Mediaumat.id – Wacana tentang rencana penghapusan BBM jenis pertalite dan nantinya kendaraan dipaksa beralih ke pertamax green, dinilai bakal makin merusak kedaulatan dan ketahanan energi nasional.
“Potensi kebijakan ini pasti makin merusak kedaulatan dan ketahanan energi nasional khusus BBM,’ kritik Pemerhati Politik Faisal Sallatalolhy di dalam sebuah tulisan di akun Facebook pribadinya Faisal Lohy, Kamis (7/9/2023).

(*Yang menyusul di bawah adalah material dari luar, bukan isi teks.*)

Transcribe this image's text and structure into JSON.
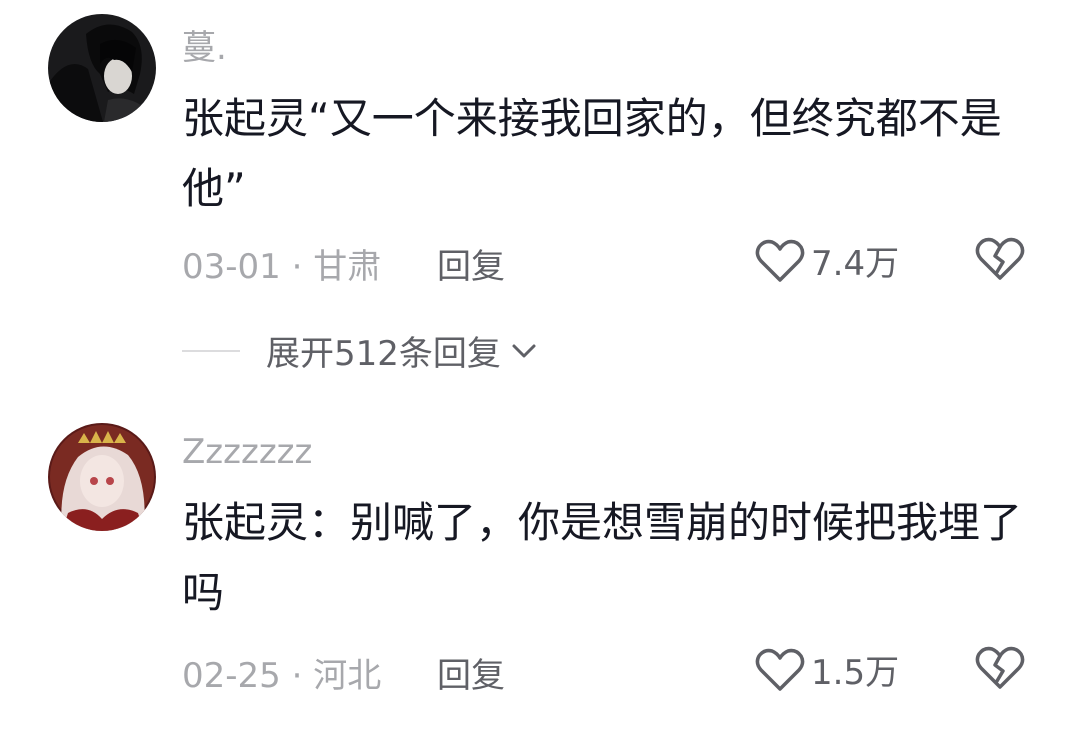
{
  "comments": [
    {
      "username": "蔓.",
      "text": "张起灵“又一个来接我回家的，但终究都不是他”",
      "date": "03-01",
      "separator": "·",
      "location": "甘肃",
      "reply_label": "回复",
      "like_count": "7.4万",
      "expand_label": "展开512条回复",
      "avatar_icon": "dark-hair-avatar-icon"
    },
    {
      "username": "Zzzzzzz",
      "text": "张起灵：别喊了，你是想雪崩的时候把我埋了吗",
      "date": "02-25",
      "separator": "·",
      "location": "河北",
      "reply_label": "回复",
      "like_count": "1.5万",
      "avatar_icon": "white-hair-avatar-icon"
    }
  ],
  "colors": {
    "primary_text": "#161823",
    "secondary_text": "#a7a8ac",
    "action_text": "#5f6066",
    "background": "#ffffff"
  }
}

Penting diketahui, sebagaimana disampaikan Dirut Pertamina Nicke Widyawati di dalam Rapat Dengar Pendapat (RDP) bersama Komisi VII DPR, Rabu (30/8/2023), pihaknya tengah mengkaji untuk pencampuran bioetanol pada BBM jenis pertalite (RON 90), sehingga nantinya produk yang dijual perseroan minimal setara BBM RON 92 atau akan disebut pertamax green 92.
Namun saat ini Pertamina juga mulai mencampurkan etanol 7% (E7) pada pertamax (RON 92), sehingga menaikkan kadar oktan menjadi setara RON 95, sehingga dijual dengan nama pertamax green 95.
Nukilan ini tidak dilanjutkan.